Wednesday 13 August 2008 — This is 16 years old. Be careful.
Surfing blogs and the web in general, I often end up at the home page for a new project, and I need to figure out what it is. Too often, the information is not forthcoming. Sometimes, these pages are small open-source projects, where documentation is a clear weak point, and the page will be mostly detailed news items intended for those familiar with the project. I can cut these pages some slack. They should do a better job advocating their work to new users, but I understand how it is that they don’t.
Odd, though, that Fire Eagle, Yahoo’s latest Web 2.0 gizmo, falls into the same sandtrap. It has a very nicely designed page, but again, I don’t know what it does.

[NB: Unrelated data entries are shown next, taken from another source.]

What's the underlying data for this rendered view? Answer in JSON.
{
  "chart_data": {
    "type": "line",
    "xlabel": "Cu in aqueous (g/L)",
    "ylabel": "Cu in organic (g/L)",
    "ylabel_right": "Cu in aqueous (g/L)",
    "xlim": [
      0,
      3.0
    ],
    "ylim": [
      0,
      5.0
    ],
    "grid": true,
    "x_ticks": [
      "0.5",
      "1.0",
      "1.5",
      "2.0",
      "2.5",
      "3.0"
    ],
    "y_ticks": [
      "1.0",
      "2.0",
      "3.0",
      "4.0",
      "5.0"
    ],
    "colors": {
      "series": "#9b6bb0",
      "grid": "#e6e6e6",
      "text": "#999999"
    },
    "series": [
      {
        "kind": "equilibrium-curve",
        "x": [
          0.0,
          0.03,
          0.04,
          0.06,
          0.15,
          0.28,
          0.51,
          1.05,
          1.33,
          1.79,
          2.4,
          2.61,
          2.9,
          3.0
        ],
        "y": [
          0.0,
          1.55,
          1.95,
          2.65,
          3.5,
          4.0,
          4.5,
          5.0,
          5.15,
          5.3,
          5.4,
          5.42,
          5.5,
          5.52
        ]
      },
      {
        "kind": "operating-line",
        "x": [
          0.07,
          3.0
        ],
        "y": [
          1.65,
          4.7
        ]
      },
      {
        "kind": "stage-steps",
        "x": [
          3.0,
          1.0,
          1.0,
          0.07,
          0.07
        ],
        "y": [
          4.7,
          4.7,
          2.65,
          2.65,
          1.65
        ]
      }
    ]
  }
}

When I arrived at the home page, I saw “Take your location to the web!”. What does that mean? Is this a hyper-local advertising service? A way for municipalities to promote local events? The next text I read on the page says, “Update anywhere: send updates from your phone”. Update what? Here I am trying to learn about their service, and I already feel behind the times and out of touch with the cool kids.
Clicking the Join button takes me to a page that starts,
Fire Eagle looks after information about your location. You can use web sites and applications to update your location, and then use that information all over the Internet.
OK, now I think I get it. Other than the odd “looks after information” verb, I’m beginning to see that this a service that tracks where you are physically, and provides that information to other applications so that they can use that location information to enrich their offerings. Why didn’t they just say so?
Comments
I think FireEagle is too cool for Yahoo as well as indicated by their need to put a logo in the lower right of the front page that says "This is Yahoo!".
I was always taught that a basic job of a creator is to be able to crisply define your creation in a way that people can understand: the elevator pitch.